Maintain positive control of the airplane throughout the landing and be alert for directional control difficulties immediately upon and after touchdown. A loss of directional control can lead to a nose-over or ground loop, which can cause the airplane to tip or lean enough for the wing tip to contact the ground.

Stay mentally focused throughout the landing roll and taxi. During landing, avoid distractions, such as conversations with passengers or setting radio frequencies.



Interested in More Information?


The FAA’s “Airplane Flying Handbook” (FAA-H-8083-3B), chapter 8, “Approaches and Landings,” provides guidance about how to conduct crosswind approaches and landings and discusses maximum safe crosswind velocities. The handbook can be accessed from the FAA’s website (www.faa.gov).

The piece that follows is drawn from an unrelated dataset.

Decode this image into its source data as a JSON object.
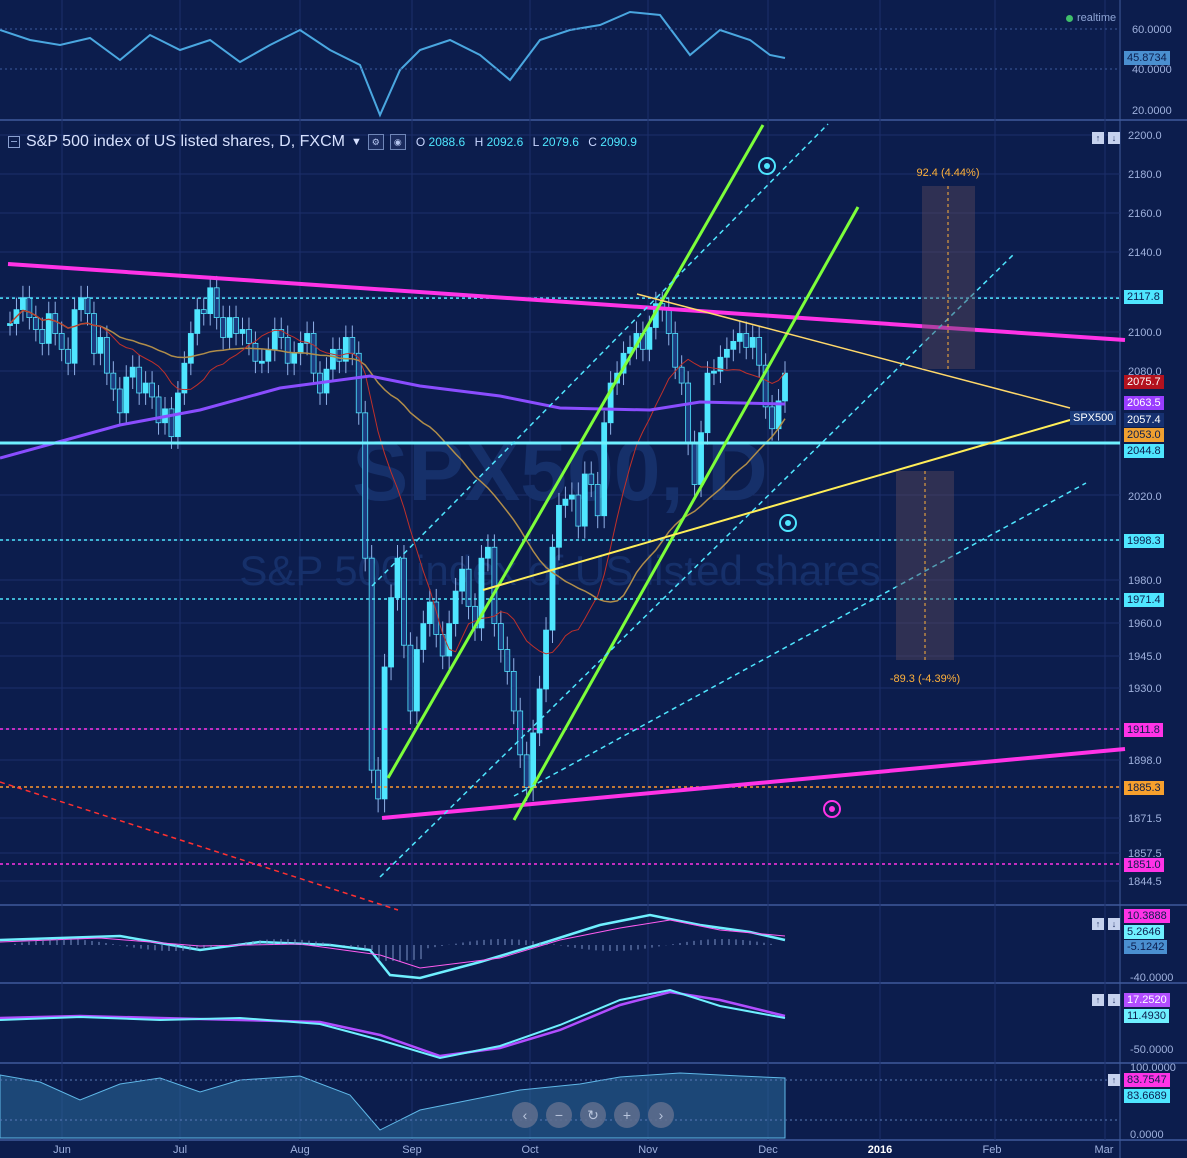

The FAA Safety Team (FAASTeam) provides access to online training courses, seminars, and webinars as part of the FAA’s “WINGS—Pilot Proficiency Program.” This program includes targeted flight training designed to help pilots develop the knowledge and skills needed to achieve flight proficiency and to assess and mitigate the risks associated with the most common causes of accidents, including loss of directional control. The courses listed below can be accessed from the FAASTeam website (www.faasafety.gov).

Avoiding Loss of Control
Maneuvering: Approach and Landing
Normal Approach and Landing
Takeoffs, Landings, and Aircraft Control

The Aircraft Owners and Pilots Association Air Safety Institute offers several interactive courses, presentations, publications, and other safety resources that can be accessed from its website (www.aopa.org/asf/).

The NTSB’s Aviation Information Resources web page, www.ntsb.gov/air, provides convenient access to NTSB aviation safety products.

The NTSB presents this information to prevent recurrence of similar accidents. Note that this should not be considered guidance from the regulator, nor does this supersede existing FAA Regulations (FARs).